Ora, se o ato de informar é “dar forma a mente”, poderíamos agora dizer, inclusive, que o início do Cosmos nada mais foi do que a primeira informação divulgada, irradiada de algum lugar para o Todo. E, se a subseqüente sub-divisão desta substância primeira resultou nas infindáveis substâncias que compõem o Cosmos, então podemos igualmente afirmar que tudo o que tem ocorrido desde o início são informações: “eventos que alteram o estado do universo, um sistema dinâmico”.
Eu agora gostaria de dar voz a nossos amigos, P. e Sofia, pois tenho certeza que cada um terá mais a acrescentar a este assunto fascinante...

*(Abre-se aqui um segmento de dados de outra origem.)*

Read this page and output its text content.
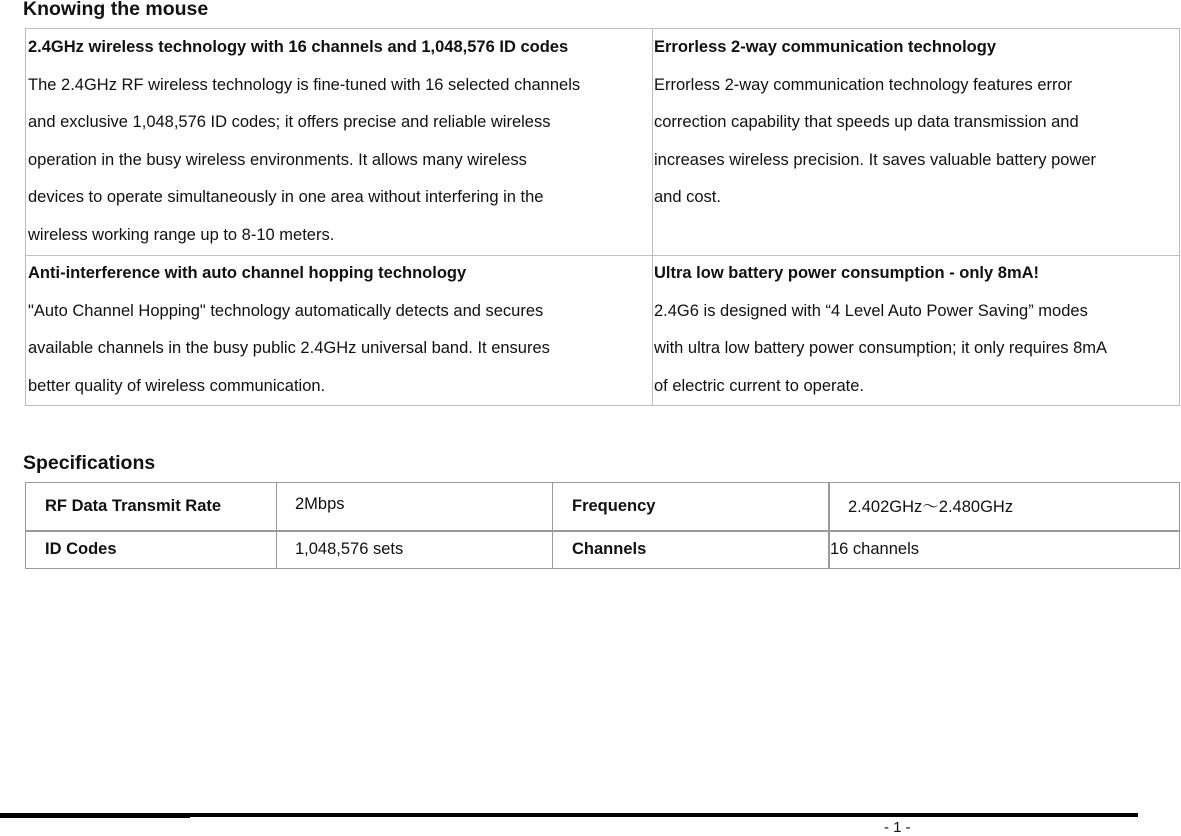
Knowing the mouse
2.4GHz wireless technology with 16 channels and 1,048,576 ID codes

The 2.4GHz RF wireless technology is fine-tuned with 16 selected channels

and exclusive 1,048,576 ID codes; it offers precise and reliable wireless

operation in the busy wireless environments. It allows many wireless

devices to operate simultaneously in one area without interfering in the

wireless working range up to 8-10 meters.

Errorless 2-way communication technology

Errorless 2-way communication technology features error

correction capability that speeds up data transmission and

increases wireless precision. It saves valuable battery power

and cost.

Anti-interference with auto channel hopping technology

"Auto Channel Hopping" technology automatically detects and secures

available channels in the busy public 2.4GHz universal band. It ensures

better quality of wireless communication.

Ultra low battery power consumption - only 8mA!

2.4G6 is designed with “4 Level Auto Power Saving” modes

with ultra low battery power consumption; it only requires 8mA

of electric current to operate.

Specifications
RF Data Transmit Rate	2Mbps	Frequency	2.402GHz～2.480GHz
ID Codes	1,048,576 sets	Channels	16 channels
- 1 -
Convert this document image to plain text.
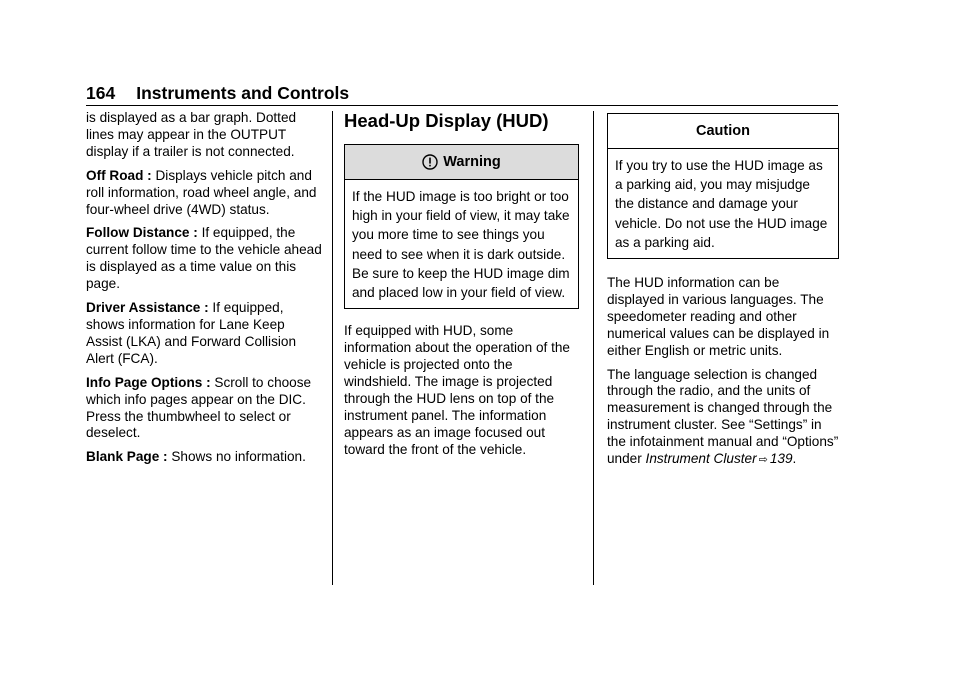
164 Instruments and Controls

is displayed as a bar graph. Dotted lines may appear in the OUTPUT display if a trailer is not connected.

Off Road : Displays vehicle pitch and roll information, road wheel angle, and four-wheel drive (4WD) status.

Follow Distance : If equipped, the current follow time to the vehicle ahead is displayed as a time value on this page.

Driver Assistance : If equipped, shows information for Lane Keep Assist (LKA) and Forward Collision Alert (FCA).

Info Page Options : Scroll to choose which info pages appear on the DIC. Press the thumbwheel to select or deselect.

Blank Page : Shows no information.

Head-Up Display (HUD)
Warning
If the HUD image is too bright or too high in your field of view, it may take you more time to see things you need to see when it is dark outside. Be sure to keep the HUD image dim and placed low in your field of view.

If equipped with HUD, some information about the operation of the vehicle is projected onto the windshield. The image is projected through the HUD lens on top of the instrument panel. The information appears as an image focused out toward the front of the vehicle.

Caution
If you try to use the HUD image as a parking aid, you may misjudge the distance and damage your vehicle. Do not use the HUD image as a parking aid.

The HUD information can be displayed in various languages. The speedometer reading and other numerical values can be displayed in either English or metric units.

The language selection is changed through the radio, and the units of measurement is changed through the instrument cluster. See “Settings” in the infotainment manual and “Options” under Instrument Cluster ⇨ 139.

(P.) De fato, mesmo no meio científico moderno há físicos que chegaram a teorias bem parecidas com essa...
Apesar de ter chegado a sua conclusão dentro de uma teoria consideravelmente mais abrangente sobre a mecânica quântica – e que não convém expor aqui –, um físico americano [1] cunhou a curiosa expressão “o it que vem do bit”. Em suas próprias palavras:
Cada it – cada partícula, cada campo de força e até mesmo o próprio continuum espaço-tempo – deriva inteiramente sua função, seu significado, sua própria existência – mesmo que em alguns contextos indiretamente – de respostas induzidas por equipamento a perguntas sim ou não, escolhas binárias, bits. O it que vem do bit simboliza a idéia de que cada item do mundo físico tem no fundo – bem no fundo, na maioria dos casos – uma fonte e uma explicação imateriais; que aquilo que chamamos de realidade vem em última análise da colocação de perguntas sim-não, e do registro de respostas evocadas por equipamento; em resumo, que todas as coisas físicas são informacional-teóricas na origem [2].
Esse tipo de consideração metafísica demonstra como alguns físicos modernos não têm um pensamento tão distante de certos filósofos e espiritualistas, embora usem outros termos. A grande diferença, a meu ver, é que eles jamais se afastam muito das observações da ciência – e particularmente da cosmologia.
Apesar de partir do pressuposto de que todo o Cosmos nada mais é que uma espécie de supercomputador, a princípio não vejo nada de absurdo neste tipo de conclusão... Há muitas conclusões “mais absurdas” do que esta na ciência moderna, a começar pelas conclusões da própria física quântica, por exemplo.
Eu pessoalmente não concordo que a informação seja em essência imaterial, pois afinal de contas continua sendo “alguma coisa”; E é exatamente por isso que sua exposição tem me agradado, pois parece que por fim nos trará alguma “materialidade” a informação – ou seja, nada mais do que uma parte da substância primeira, que vem se dividindo e se irradiando ad infinitum, desde os primórdios do Cosmos.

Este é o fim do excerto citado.